Official Competition Palmarès to Women at 72:e Festival de Cannes

By Moira Sullivan
Matti Diop, France, Grand Prize winner at Cannes for "Atlantics"
Official Competition Palmarès to Women - Grand Prix Atlantique Mati Diop France.
Award For Best Screenplay Céline Sciammi France, Award For Best Actress Emily Beecham Little Joe Jessica Hausner, Austria, Monster God-Short Film Special Distinction, Agustina San Martin , Argentina
Céline Sciamma, one of the founders of the French 50/50 by 2020 for gender equality in French film and her new film Portrait De La Jeune Fille En Feu ("Portrait Of A Lady On Fire") won the best screenplay award at the Cannes film festival that ended May 25. Sciamma is one of two women who are part of the official selection this year of 22 films. Her film is a period piece from 1770 about young artist Marianne (Noémie Merlant ) who is commissioned to paint the wedding portrait of Héloïse without her knowledge, a woman just out of a convent woman betrothed to someone she's never met (Adèle Haenel). Sciamma's has created a beautiful homage to forgotten women artists.

The film has raised questions about a "female gaze" in part because of the way Sciamma speaks of her film and is knowledgeable about the camera, the actors in the scenes and the spectator. Those without a foundation in Laura Mulvey's 1975 classic essay in feminist film theory - "Visual Pleasure and Narrative Cinema" (1975) should have a look for Sciammi raises many of those points. The 'gaze' is embedded in film language viewing processes in operation according to Mulvey

Margot Robbie explains her role as Sharon Tate in Once Upon A Time... In Hollywood by Quentin Tarantino at the press conference at Cannes. "She's the light"… "She's the heartbeat of the movie” “That’s how Quentin explained it to me". And that must be why she hardly has any speaking lines in the film. Robbie defended the film by explaining her role was not so much words as emotions. That she didn't have to say a lot --not someone who is a ray of light. That goes for many films about women who are silent.

This is Tarantino's ninth film that seem to round up all of his themes - and is indignant at the question by NY Times critic Farah Nayeri about the scarcity of lines for Robbie. "I reject your hypotheses" – though there was just one point made, but they have been made for a long time since Pulp Fiction and the shallowness of some of his female characters “Honey Bunny” (Amanda Plummer) and “Fabienne” (Maria de Medeiros). 

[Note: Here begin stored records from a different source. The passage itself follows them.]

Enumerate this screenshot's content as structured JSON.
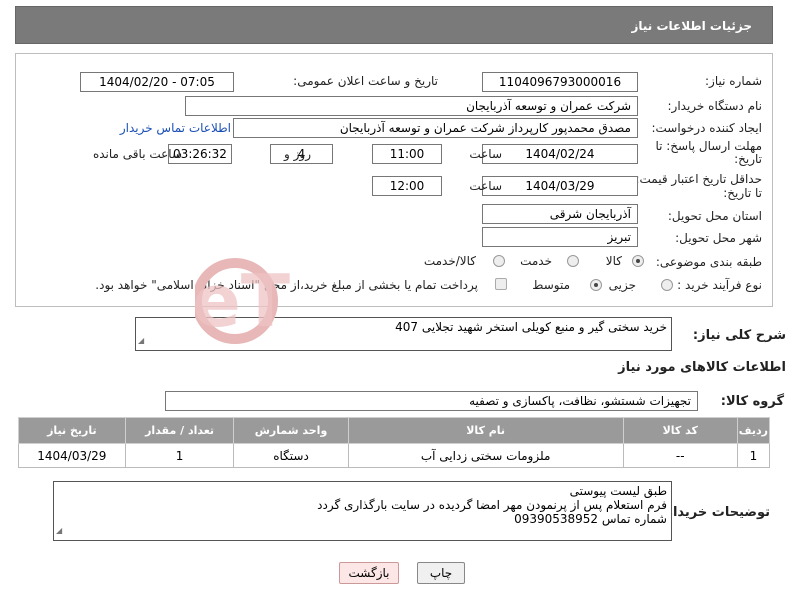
{
  "page_title": "جزئیات اطلاعات نیاز",
  "fields": {
    "need_number_label": "شماره نیاز:",
    "need_number": "1104096793000016",
    "announce_datetime_label": "تاریخ و ساعت اعلان عمومی:",
    "announce_datetime": "1404/02/20 - 07:05",
    "buyer_org_label": "نام دستگاه خریدار:",
    "buyer_org": "شرکت عمران و توسعه آذربایجان",
    "requester_label": "ایجاد کننده درخواست:",
    "requester": "مصدق محمدپور کارپرداز شرکت عمران و توسعه آذربایجان",
    "buyer_contact_link": "اطلاعات تماس خریدار",
    "deadline_label_1": "مهلت ارسال پاسخ: تا",
    "deadline_label_2": "تاریخ:",
    "deadline_date": "1404/02/24",
    "time_word": "ساعت",
    "deadline_time": "11:00",
    "days_remaining": "4",
    "days_word": "روز و",
    "time_remaining": "03:26:32",
    "time_remaining_suffix": "ساعت باقی مانده",
    "validity_label_1": "حداقل تاریخ اعتبار قیمت:",
    "validity_label_2": "تا تاریخ:",
    "validity_date": "1404/03/29",
    "validity_time": "12:00",
    "province_label": "استان محل تحویل:",
    "province": "آذربایجان شرقی",
    "city_label": "شهر محل تحویل:",
    "city": "تبریز",
    "category_label": "طبقه بندی موضوعی:",
    "category_options": [
      "کالا",
      "خدمت",
      "کالا/خدمت"
    ],
    "category_selected": "کالا",
    "process_label": "نوع فرآیند خرید :",
    "process_options": [
      "جزیی",
      "متوسط"
    ],
    "process_selected": "متوسط",
    "payment_note": "پرداخت تمام یا بخشی از مبلغ خرید،از محل \"اسناد خزانه اسلامی\" خواهد بود."
  },
  "description": {
    "label": "شرح کلی نیاز:",
    "text": "خرید سختی گیر و منبع کویلی استخر شهید تجلایی 407"
  },
  "goods_section": {
    "title": "اطلاعات کالاهای مورد نیاز",
    "group_label": "گروه کالا:",
    "group_value": "تجهیزات شستشو، نظافت، پاکسازی و تصفیه"
  },
  "table": {
    "headers": [
      "ردیف",
      "کد کالا",
      "نام کالا",
      "واحد شمارش",
      "تعداد / مقدار",
      "تاریخ نیاز"
    ],
    "rows": [
      [
        "1",
        "--",
        "ملزومات سختی زدایی آب",
        "دستگاه",
        "1",
        "1404/03/29"
      ]
    ]
  },
  "buyer_notes": {
    "label": "توضیحات خریدار:",
    "lines": [
      "طبق لیست پیوستی",
      "فرم استعلام پس از پرنمودن مهر امضا گردیده در سایت بارگذاری گردد",
      "شماره تماس 09390538952"
    ]
  },
  "buttons": {
    "print": "چاپ",
    "back": "بازگشت"
  },
  "watermark_text": "AriaTender.neT",
  "colors": {
    "header_bg": "#7a7a7a",
    "table_header_bg": "#9a9a9a",
    "link": "#1a4fb5",
    "watermark": "#e3aaaa"
  }
}
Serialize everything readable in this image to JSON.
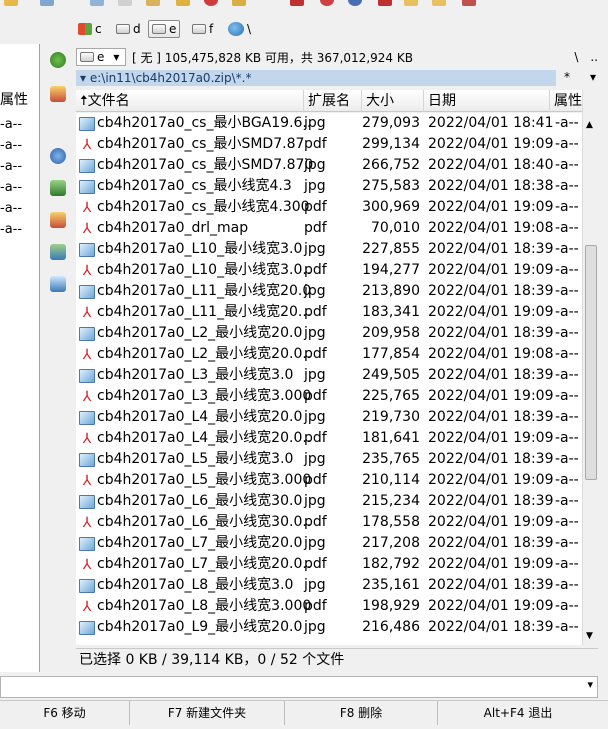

At 56, Tarantino sticks to his guns and won’t answer anything he doesn’t want or inflicts dead silence on the querent. He refuses to give in to questions about the mythology of the Manson murders but at the same time admitted he is nostalgic for the Los Angeles of his youth, where he liked to believe that age 6, he stood on a hill overlooking Spahn Ranch where Charles Manson hung out. But no comments about why Sharon Tate is in his film --other than to symbolize through a nearly mute actress the loss of innocence that characterized the year 1969.

This is a "love story" between a stunt man (Brad Pitt) and a second-rate actor (Leonardo di Caprio), Tarantino did not want to make a film about the Manson tragedy or Tate's murder - but the loss of innocence - even if Manson is in the film and his acolytes.

Tarantino went home empty handed while the top prize went to Parasite 
by Bong Joon ho from South Korea and am happy to say that the subtitles were done by my colleague Darcy Paquet who I’ve med several times at the far east film festival in Udine. The audience seemed to really enjoy the subtitling and Darcy said he’s had a lot of calls and fan mail since the festival closed.